Among those not physically present was the Prime Minister himself. Boris Johnson has been delegating to his deputy, Dominic Raab, who is recovering since being hospitalized by the virus.
But everyone’s eyes were on the occupant of the opposite seat — Keir Starmer, the newly elected leader of the opposition Labour Party, whose first outing at PMQs was keenly awaited by political observers.
Traditionally, any new leader’s first appearance is met with a raucous cheers from their own benches and pantomime jeers from those opposite. But the relative quiet and emptiness of the Commons chamber was perhaps the most striking element of Wednesday’s historic proceedings.
The stillness of the famously combative chamber took the sting out of many of the barbs tossed across the dispatch box. The most tense exchanged, in which Starmer accused the government of being “slow on lockdown, slow on testing, slow on protective equipment” and Raab responded by accusing the Labour leader of thinking he “knows better” than the government’s scientific advisers would under normal circumstances have had hundreds of lawmakers screaming their heads off and the Speaker calling for “order!”
And while many will have welcomed a more dignified weekly meeting of the nation’s legislative chamber, others will be concerned that it isn’t doing the best job of holding the government to account. Indeed, the British Parliament’s notorious hostility is thought by many inside it to be its most effective function.
It was already set to be a huge day in the nation’s response to the coronavirus crisis. Parliament had been in recess since March 25, shortly after Johnson reluctantly put the nation into lockdown.

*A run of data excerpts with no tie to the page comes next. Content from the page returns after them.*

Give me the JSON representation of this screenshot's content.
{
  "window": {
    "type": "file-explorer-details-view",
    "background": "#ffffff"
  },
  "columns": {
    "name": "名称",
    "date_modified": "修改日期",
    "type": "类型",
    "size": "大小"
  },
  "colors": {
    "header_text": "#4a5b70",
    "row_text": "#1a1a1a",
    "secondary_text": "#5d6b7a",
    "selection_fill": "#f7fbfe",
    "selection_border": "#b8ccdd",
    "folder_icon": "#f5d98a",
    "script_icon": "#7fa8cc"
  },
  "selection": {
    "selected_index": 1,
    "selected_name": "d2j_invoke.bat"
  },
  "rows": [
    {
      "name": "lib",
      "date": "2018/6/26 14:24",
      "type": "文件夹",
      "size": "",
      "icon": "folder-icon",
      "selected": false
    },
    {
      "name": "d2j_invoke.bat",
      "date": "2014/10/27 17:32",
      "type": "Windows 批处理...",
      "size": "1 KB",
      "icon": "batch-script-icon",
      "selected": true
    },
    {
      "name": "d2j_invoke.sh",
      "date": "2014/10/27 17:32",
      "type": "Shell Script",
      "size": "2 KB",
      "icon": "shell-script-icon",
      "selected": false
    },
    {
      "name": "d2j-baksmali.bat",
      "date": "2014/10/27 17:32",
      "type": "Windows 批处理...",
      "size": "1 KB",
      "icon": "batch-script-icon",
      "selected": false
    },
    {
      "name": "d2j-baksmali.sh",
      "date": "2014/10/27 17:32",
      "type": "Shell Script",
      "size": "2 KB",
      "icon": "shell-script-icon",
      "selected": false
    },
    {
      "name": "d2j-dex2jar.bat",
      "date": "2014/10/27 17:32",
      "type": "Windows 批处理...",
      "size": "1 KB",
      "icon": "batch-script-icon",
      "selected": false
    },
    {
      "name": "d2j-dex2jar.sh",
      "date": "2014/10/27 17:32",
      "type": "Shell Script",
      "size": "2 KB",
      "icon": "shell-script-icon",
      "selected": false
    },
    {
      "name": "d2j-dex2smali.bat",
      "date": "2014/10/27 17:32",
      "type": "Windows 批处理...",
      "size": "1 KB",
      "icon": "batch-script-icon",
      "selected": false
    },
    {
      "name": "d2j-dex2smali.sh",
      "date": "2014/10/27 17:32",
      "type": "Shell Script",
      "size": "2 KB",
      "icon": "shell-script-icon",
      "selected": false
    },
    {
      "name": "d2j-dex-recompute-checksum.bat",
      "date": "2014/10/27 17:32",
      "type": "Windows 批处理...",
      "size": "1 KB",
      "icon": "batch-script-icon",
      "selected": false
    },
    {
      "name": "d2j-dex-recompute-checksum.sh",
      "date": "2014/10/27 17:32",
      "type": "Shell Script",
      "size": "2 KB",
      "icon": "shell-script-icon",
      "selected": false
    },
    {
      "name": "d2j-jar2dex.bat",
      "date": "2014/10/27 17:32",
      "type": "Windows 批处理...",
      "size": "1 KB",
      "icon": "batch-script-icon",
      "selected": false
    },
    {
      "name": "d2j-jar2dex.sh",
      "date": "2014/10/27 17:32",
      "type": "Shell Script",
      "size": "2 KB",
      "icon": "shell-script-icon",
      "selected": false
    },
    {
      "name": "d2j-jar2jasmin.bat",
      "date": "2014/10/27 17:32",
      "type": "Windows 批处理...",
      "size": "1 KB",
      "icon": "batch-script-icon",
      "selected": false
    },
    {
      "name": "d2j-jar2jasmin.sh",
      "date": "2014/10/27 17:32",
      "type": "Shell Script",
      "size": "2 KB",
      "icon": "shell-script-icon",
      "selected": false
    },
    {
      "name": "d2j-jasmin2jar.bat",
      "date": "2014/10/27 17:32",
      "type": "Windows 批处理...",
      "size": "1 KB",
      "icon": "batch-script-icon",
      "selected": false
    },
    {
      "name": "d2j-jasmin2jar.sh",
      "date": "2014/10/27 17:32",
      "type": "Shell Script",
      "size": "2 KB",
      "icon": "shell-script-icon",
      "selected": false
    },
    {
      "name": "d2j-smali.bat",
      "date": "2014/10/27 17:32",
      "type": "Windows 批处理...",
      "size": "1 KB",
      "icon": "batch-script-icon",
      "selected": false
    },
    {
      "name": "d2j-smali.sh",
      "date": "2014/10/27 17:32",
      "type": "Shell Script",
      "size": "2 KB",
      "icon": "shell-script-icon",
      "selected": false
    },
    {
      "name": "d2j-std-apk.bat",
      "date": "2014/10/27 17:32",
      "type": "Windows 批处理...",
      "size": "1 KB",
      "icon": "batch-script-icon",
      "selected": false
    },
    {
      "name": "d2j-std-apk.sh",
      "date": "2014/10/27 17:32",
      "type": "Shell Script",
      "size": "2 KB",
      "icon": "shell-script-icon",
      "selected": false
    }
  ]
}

In that time, Johnson himself has been hospitalized by the virus and his government’s response to the crisis has been under fire.
The charge sheet against the government is exhaustive, from failing to provide personal protective equipment to healthcare workers on the frontline to sluggish testing and serious underreporting of numbers.
While all sides agreed that Wednesday’s virtual PMQs was broadly a success, opposition lawmakers remain concerned that social distancing is making the job of scrutinizing the government harder than ever during a crisis.
And however well one session of questions to a stand-in Prime Minister went, the British Parliament is still a long way from back to working as normal. And it remains utterly unclear as to when its most famous feature will return: the yelling.

Let’s block ads! (Why?)



Source link

Politics

Review finds no case for formal probe of Beijing’s activities under elections law

Published

 on

 

OTTAWA – The federal agency that investigates election infractions found insufficient evidence to support suggestions Beijing wielded undue influence against the Conservatives in the Vancouver area during the 2021 general election.

The Commissioner of Canada Elections’ recently completed review of the lingering issue was tabled Tuesday at a federal inquiry into foreign interference.

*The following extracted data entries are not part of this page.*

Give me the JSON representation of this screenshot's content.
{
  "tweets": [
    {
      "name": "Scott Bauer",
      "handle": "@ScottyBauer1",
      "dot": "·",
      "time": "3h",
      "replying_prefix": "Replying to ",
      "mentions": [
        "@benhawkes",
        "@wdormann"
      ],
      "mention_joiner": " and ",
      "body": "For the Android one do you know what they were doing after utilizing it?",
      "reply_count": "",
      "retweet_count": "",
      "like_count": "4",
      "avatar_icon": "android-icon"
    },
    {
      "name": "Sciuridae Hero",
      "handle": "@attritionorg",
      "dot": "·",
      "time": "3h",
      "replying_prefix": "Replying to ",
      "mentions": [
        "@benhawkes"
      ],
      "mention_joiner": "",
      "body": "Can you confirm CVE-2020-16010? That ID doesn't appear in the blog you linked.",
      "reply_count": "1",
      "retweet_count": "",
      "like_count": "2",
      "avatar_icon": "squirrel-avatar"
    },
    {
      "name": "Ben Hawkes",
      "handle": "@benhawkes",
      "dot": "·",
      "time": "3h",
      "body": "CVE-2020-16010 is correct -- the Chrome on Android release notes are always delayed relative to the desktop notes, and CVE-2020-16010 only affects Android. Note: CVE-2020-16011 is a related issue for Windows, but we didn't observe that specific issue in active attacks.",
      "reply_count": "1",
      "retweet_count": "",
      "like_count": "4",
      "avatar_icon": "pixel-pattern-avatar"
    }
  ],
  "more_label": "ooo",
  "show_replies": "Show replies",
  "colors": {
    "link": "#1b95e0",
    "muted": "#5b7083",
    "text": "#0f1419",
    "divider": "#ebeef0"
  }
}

The review focused on the unsuccessful campaign of Conservative candidate Kenny Chiu in the riding of Steveston-Richmond East and the party’s larger efforts in the Vancouver area.

It says the evidence uncovered did not trigger the threshold to initiate a formal investigation under the Canada Elections Act.

Investigators therefore recommended that the review be concluded.

A summary of the review results was shared with the Canadian Security Intelligence Service and the RCMP. The review says both agencies indicated the election commissioner’s findings were consistent with their own understanding of the situation.

During the exercise, the commissioner’s investigators met with Chinese Canadian residents of Chiu’s riding and surrounding ones.

They were told of an extensive network of Chinese Canadian associations, businesses and media organizations that offers the diaspora a lifestyle that mirrors that of China in many ways.

“Further, this diaspora has continuing and extensive commercial, social and familial relations with China,” the review says.

Some interviewees reported that this “has created aspects of a parallel society involving many Chinese Canadians in the Lower Mainland area, which includes concerted support, direction and control by individuals from or involved with China’s Vancouver consulate and the United Front Work Department (UFWD) in China.”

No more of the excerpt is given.